Ordered Streams

The stream package provides a way to process a stream of tasks concurrently while ensuring that the results are handled in the order the tasks were submitted.

This is useful in scenarios like processing messages from a queue where the work for each message can be done in parallel, but the final action (like committing an offset or writing to a database) must happen sequentially.

Core Concepts

The stream.Stream works with two main concepts:

  • Task: A function that performs the concurrent work. It is submitted to the stream via Go(). The task must return a Callback.
  • Callback: A function returned by a Task. All callbacks are executed serially by a single goroutine, in the same order that their corresponding tasks were submitted.
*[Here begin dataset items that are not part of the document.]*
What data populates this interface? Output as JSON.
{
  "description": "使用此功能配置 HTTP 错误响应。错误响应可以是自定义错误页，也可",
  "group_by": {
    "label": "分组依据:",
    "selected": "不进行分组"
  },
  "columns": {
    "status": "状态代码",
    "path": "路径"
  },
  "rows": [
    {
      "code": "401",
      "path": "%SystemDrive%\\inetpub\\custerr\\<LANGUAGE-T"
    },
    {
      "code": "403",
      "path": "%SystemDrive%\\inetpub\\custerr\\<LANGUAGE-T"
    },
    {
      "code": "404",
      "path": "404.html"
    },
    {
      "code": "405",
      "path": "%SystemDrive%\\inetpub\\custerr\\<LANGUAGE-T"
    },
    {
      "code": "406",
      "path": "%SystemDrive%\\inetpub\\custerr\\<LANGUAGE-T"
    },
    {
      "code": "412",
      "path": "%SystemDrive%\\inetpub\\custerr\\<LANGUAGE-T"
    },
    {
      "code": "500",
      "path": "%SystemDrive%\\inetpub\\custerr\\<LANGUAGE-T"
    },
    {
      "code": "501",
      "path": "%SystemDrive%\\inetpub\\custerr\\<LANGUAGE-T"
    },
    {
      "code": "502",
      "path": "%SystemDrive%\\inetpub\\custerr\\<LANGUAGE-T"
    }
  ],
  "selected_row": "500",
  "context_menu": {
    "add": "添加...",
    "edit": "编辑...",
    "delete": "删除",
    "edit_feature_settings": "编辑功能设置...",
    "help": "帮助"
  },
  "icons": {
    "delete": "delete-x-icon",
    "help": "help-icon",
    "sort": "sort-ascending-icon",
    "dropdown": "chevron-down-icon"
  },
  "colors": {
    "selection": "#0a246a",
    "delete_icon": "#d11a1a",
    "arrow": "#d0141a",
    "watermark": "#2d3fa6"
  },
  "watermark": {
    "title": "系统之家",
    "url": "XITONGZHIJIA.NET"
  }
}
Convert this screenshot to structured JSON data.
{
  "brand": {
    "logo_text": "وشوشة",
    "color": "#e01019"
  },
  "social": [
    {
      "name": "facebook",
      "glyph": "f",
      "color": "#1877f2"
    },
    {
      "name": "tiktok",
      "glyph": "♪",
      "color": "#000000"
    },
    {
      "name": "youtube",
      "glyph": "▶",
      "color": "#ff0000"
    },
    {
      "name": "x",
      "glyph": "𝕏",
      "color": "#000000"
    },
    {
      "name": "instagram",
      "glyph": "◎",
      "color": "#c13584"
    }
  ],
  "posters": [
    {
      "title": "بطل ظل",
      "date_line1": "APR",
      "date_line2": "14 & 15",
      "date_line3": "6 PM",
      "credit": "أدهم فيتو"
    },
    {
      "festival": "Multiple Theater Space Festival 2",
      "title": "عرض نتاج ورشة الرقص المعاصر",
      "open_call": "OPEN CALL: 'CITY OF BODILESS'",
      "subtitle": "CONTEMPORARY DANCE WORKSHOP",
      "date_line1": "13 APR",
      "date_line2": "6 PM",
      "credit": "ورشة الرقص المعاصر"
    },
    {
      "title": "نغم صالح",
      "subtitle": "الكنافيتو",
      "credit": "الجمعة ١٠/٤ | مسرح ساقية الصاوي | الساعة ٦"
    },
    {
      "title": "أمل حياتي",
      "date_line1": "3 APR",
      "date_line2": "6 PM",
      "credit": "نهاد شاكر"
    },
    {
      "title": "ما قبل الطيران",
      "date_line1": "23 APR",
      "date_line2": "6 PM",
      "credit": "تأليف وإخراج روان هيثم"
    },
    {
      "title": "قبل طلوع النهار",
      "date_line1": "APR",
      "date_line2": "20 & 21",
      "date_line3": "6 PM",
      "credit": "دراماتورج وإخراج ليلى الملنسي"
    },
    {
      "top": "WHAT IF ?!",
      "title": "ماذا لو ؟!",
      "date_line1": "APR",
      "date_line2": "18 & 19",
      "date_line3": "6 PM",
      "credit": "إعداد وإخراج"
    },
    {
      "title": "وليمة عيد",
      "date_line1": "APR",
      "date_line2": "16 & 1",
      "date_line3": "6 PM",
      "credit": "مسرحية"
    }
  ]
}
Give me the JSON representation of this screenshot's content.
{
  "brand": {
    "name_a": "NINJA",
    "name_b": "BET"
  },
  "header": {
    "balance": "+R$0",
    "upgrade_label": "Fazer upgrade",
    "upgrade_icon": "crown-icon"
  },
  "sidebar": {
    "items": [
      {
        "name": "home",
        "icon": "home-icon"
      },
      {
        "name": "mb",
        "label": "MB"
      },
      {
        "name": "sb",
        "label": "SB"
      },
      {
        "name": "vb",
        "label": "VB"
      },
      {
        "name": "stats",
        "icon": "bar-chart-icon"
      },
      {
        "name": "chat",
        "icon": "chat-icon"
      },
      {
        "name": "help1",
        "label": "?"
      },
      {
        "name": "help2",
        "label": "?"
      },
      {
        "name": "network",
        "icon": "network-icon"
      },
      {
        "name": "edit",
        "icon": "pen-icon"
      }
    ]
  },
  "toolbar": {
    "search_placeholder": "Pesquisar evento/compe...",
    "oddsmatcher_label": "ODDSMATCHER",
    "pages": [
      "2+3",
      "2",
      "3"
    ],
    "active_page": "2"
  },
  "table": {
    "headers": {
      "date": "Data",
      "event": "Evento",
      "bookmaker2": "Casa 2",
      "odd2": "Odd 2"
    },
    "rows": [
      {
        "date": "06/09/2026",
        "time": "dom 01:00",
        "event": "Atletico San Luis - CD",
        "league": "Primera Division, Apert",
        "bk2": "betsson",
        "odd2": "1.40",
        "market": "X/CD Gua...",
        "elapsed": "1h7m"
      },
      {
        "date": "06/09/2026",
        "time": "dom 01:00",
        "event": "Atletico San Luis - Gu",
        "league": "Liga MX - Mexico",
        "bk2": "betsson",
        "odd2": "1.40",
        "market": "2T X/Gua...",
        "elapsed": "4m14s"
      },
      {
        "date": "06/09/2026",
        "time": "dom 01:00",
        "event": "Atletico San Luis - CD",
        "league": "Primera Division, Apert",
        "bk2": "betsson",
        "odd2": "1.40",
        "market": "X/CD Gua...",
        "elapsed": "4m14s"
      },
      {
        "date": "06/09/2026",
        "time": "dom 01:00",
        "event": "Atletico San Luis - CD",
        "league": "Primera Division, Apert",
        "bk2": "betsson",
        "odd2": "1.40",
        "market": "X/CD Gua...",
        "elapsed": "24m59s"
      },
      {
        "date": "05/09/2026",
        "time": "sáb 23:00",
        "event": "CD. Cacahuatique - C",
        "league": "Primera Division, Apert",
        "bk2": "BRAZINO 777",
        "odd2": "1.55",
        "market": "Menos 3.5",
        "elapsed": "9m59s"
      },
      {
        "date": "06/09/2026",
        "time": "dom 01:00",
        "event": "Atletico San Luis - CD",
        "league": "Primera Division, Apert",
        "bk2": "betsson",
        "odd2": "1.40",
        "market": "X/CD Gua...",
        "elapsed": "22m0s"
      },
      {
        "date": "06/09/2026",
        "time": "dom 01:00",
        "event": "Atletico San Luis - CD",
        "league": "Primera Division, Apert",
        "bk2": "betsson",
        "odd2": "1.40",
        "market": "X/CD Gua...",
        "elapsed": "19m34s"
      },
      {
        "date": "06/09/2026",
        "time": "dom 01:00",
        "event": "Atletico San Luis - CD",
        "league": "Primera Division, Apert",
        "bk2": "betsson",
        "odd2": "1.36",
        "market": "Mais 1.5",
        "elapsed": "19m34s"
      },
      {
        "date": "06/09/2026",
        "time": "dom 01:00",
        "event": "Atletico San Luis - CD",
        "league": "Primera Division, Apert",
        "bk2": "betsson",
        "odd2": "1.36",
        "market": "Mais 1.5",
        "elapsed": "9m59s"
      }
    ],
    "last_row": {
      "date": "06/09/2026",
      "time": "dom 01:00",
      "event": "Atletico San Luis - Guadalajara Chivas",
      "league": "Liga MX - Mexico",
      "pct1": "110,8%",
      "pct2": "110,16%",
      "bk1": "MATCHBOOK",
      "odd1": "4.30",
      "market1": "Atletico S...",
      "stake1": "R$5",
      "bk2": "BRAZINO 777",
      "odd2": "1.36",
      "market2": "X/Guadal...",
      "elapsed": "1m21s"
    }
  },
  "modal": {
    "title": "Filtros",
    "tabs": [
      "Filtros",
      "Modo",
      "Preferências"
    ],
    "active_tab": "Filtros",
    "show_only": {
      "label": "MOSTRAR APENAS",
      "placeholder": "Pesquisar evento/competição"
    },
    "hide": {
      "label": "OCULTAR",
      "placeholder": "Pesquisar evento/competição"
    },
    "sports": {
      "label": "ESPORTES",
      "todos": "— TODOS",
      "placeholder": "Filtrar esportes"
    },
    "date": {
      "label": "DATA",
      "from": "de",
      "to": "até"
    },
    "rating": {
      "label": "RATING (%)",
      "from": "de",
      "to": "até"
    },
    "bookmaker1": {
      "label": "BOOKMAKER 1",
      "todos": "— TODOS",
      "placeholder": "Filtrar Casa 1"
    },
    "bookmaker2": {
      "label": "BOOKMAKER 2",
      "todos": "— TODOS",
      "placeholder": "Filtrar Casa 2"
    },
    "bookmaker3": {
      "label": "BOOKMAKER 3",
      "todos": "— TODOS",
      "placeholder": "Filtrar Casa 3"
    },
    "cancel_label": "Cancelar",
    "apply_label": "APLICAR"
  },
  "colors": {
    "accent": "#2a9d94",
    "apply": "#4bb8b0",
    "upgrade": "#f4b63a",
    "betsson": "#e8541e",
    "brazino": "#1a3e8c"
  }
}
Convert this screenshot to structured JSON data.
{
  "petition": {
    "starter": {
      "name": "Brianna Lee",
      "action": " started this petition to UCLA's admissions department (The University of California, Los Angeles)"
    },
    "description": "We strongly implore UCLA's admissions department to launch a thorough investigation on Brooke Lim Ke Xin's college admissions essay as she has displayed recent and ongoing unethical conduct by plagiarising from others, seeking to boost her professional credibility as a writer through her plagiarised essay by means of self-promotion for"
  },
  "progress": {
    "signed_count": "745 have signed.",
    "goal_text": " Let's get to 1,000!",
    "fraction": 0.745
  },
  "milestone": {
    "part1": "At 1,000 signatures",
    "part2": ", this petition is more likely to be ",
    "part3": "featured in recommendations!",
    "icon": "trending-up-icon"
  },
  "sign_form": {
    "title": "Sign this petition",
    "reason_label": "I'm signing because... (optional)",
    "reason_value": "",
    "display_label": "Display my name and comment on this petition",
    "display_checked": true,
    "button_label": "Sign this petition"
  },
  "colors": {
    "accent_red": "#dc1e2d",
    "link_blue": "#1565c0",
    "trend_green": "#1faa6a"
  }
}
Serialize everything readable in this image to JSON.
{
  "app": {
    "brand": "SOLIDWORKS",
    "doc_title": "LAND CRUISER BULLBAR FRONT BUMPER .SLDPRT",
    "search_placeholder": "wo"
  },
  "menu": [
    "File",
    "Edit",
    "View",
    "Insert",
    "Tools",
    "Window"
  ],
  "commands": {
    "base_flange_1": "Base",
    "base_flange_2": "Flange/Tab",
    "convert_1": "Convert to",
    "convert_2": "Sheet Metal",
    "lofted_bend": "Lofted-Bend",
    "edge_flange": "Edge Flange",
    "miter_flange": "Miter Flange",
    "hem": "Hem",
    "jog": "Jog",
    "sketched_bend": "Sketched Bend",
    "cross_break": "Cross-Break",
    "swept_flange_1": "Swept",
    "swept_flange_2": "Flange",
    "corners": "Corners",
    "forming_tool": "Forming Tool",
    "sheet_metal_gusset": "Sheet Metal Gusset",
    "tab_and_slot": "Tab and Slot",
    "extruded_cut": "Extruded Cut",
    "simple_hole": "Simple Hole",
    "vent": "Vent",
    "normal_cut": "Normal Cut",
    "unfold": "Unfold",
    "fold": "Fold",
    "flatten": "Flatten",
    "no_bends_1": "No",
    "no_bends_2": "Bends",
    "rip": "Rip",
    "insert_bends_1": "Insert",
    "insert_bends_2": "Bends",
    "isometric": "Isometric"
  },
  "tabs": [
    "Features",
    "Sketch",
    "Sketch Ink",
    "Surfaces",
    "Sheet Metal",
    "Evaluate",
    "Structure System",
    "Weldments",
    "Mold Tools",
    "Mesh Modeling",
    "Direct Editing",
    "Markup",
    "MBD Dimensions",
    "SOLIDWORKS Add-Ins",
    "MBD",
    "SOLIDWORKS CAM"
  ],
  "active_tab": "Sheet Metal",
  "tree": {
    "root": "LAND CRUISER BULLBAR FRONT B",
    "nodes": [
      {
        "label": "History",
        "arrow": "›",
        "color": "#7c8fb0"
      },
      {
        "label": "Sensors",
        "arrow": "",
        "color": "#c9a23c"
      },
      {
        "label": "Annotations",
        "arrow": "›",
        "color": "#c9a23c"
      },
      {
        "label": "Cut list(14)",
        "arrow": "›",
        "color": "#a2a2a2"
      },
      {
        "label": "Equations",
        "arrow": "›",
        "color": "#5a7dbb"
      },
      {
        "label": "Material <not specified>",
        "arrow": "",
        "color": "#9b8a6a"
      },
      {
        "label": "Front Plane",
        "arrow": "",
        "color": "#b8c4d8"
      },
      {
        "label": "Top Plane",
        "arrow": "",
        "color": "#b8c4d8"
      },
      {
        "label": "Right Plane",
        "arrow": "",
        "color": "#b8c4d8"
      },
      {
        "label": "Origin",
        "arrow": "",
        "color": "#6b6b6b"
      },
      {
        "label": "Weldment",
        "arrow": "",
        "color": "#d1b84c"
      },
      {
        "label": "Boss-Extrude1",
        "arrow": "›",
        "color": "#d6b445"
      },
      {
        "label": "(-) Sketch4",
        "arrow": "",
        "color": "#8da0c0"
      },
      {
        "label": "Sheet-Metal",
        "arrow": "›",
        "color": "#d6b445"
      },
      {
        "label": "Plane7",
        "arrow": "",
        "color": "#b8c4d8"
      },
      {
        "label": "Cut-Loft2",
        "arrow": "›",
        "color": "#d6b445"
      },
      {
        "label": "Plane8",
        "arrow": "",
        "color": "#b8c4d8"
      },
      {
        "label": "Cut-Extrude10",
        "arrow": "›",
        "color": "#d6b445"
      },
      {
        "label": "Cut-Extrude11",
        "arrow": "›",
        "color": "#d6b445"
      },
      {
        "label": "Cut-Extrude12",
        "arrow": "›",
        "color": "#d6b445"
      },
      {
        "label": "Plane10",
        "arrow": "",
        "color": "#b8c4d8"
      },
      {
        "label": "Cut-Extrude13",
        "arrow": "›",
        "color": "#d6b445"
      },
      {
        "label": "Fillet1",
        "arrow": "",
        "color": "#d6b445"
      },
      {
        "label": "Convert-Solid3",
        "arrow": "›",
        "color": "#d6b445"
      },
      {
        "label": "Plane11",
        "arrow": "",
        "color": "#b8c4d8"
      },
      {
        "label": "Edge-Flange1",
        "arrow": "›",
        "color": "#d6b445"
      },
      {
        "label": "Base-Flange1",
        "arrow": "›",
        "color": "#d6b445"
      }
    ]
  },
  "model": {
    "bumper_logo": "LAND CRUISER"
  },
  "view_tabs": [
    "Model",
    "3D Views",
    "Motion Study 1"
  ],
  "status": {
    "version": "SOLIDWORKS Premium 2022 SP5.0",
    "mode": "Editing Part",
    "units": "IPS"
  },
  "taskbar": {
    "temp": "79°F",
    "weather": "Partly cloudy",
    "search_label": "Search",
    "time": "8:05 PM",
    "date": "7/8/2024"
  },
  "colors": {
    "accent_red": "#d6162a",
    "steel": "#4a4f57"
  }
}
This design separates the concurrent, out-of-order execution (Task) from the serial, in-order finalization (Callback).

Standard Library vs. stream.Stream

Implementing this pattern manually requires complex coordination with multiple channels and wait groups.

// stdlib
func mapStream(in chan int, out chan int, f func(int) int) {
    tasks := make(chan func())
    taskResults := make(chan chan int)

    // Worker goroutines
    var workerWg sync.WaitGroup
    for i := 0; i < 10; i++ {
        workerWg.Add(1)
        go func() {
            defer workerWg.Done()
            for task := range tasks {
                task()
            }
        }()
    }

    // Ordered reader goroutine
    var readerWg sync.WaitGroup
    readerWg.Add(1)
    go func() {
        defer readerWg.Done()
        for result := range taskResults {
            item := <-result
            out <- item
        }
    }()

    // Feed the workers with tasks
    for elem := range in {
        resultCh := make(chan int, 1)
        taskResults <- resultCh
        tasks <- func() {
            resultCh <- f(elem)
        }
    }

    close(tasks)
    workerWg.Wait()
    close(taskResults)
    readerWg.Wait()
}

conc drastically simplifies this.

// conc
import "github.com/sourcegraph/conc/stream"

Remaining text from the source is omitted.